STAR: Speech-to-Text AR Engine
November 2021 - January 2022
Multimodal | Video Prototyping | Unity
Design and development of a prototype for real-time speech-to-text interactions in augmented 3D for Microsoft HoloLens users with hearing impairments
Role : Research, interface design
Outcome : Preliminary prototype that can convert spoken speech to visual text on Microsoft HoloLens
Contributors: Ritty Thomas, Navya Sanjna Joshi, Shreeya Sathe
Background
Individuals with hearing impairments often experience difficulties in social interactions, specifically when it comes to understanding speech in conversations. It can be challenging to navigate these situations. An ergonomic text-to-speech system in Augmented Reality (AR) on the HoloLens is a potential solution to aid those individuals in such scenarios.
Objective
Develop a prototype that can
- Convert speech to text
- Display text in real-time with AR and Unity
- Understand existing system in the Unity program
- Implement multimodal interactions
- Design an integrated hearing aid feature
Process
1.
Secondary
Research
2.
User
Insights
5.
User
Testing
4.
Analyze
AR Glasses
3.
Technical
Solutions
Mixed Reality UI Components
Pixel vs. Real-world size comparison of UI Components
Mixed Reality UI Components
User testing with HoloLens
Interface
Figma prototype for occularity accessibility
Figma prototype for legibility accessibility
Challenges
Challenges with recruiting participants with hearing impairments
Extensive process of setting up the Unity development environment
Speech-to-text systems frequently unreliable, delayed, and had excessive latency
Outcomes
For this prototype, we decided to focus on designing for one-to-one conversation that one-to-many. This was mainly because the interface configuration in Unity was proving to be challenging and time consuming. We incorporated our 4 key design takeaways as our priority.

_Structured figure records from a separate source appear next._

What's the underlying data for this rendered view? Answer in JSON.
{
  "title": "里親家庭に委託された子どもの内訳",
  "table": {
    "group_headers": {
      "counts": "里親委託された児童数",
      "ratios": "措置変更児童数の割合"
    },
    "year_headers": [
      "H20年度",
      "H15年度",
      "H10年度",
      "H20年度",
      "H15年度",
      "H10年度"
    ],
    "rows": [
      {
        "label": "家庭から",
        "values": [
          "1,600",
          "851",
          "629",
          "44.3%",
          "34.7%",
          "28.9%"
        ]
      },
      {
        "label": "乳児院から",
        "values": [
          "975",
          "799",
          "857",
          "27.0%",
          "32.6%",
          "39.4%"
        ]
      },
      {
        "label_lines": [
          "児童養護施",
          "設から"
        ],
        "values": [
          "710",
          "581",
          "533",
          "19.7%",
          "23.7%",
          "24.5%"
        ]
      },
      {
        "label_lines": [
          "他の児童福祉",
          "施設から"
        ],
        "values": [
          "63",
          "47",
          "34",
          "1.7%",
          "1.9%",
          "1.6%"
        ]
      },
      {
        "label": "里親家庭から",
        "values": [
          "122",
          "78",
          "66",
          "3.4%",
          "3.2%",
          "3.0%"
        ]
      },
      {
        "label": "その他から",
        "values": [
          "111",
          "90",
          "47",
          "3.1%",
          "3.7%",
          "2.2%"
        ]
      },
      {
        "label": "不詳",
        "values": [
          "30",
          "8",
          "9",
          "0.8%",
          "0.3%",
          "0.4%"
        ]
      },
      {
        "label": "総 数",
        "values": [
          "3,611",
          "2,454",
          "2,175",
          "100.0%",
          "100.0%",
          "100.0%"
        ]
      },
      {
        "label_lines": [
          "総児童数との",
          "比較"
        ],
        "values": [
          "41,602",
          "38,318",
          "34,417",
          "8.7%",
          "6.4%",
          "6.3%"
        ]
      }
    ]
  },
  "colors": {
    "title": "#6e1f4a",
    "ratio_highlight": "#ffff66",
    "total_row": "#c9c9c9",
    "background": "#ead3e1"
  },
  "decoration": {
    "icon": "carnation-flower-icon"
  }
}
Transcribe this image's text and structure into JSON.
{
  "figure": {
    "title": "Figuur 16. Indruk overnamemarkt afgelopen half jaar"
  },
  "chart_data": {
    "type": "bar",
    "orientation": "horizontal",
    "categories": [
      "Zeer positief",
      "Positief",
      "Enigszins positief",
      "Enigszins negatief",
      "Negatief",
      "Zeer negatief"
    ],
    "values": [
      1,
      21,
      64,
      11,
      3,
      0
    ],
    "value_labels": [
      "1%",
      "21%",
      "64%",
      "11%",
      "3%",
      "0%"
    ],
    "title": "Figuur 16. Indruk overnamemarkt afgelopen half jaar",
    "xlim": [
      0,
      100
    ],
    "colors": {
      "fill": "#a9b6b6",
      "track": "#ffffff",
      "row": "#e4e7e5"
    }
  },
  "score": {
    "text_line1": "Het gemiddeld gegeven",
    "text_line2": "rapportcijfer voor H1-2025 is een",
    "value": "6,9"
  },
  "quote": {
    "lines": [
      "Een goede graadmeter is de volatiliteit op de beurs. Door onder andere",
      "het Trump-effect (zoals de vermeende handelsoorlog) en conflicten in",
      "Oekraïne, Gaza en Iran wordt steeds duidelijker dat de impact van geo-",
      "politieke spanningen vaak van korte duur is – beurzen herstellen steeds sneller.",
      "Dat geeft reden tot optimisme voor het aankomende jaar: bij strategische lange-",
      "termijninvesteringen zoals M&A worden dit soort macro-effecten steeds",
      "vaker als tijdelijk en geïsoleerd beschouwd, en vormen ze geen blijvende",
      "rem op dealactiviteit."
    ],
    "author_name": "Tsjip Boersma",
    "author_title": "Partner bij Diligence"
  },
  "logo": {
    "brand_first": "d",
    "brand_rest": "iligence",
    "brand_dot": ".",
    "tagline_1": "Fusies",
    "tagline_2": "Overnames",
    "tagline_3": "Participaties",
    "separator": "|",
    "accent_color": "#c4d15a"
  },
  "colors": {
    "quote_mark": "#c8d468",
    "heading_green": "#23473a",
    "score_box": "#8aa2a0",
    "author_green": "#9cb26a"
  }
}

Occularity and luminance of the optics and interface are essential for accessibility
For increased readability, font charasteristics like stroke width, roundedness of text etc. should be considered
Certain color combos of text like white on black, yellow on black etc. make the text more legible
Situational text alignment, limiting to 2 lines of text etc. are responsibile factors for best visual practices
Takeaways
I found this project to be an enlightening experience in exploring design interactions through the medium of AR. It was challenging but it offered me the opportunity to understand the applications of design through research and technology. The key takeaway from this project was the importance of considering the human aspect while designing, and the value of learning and becoming familiar with new tools for development.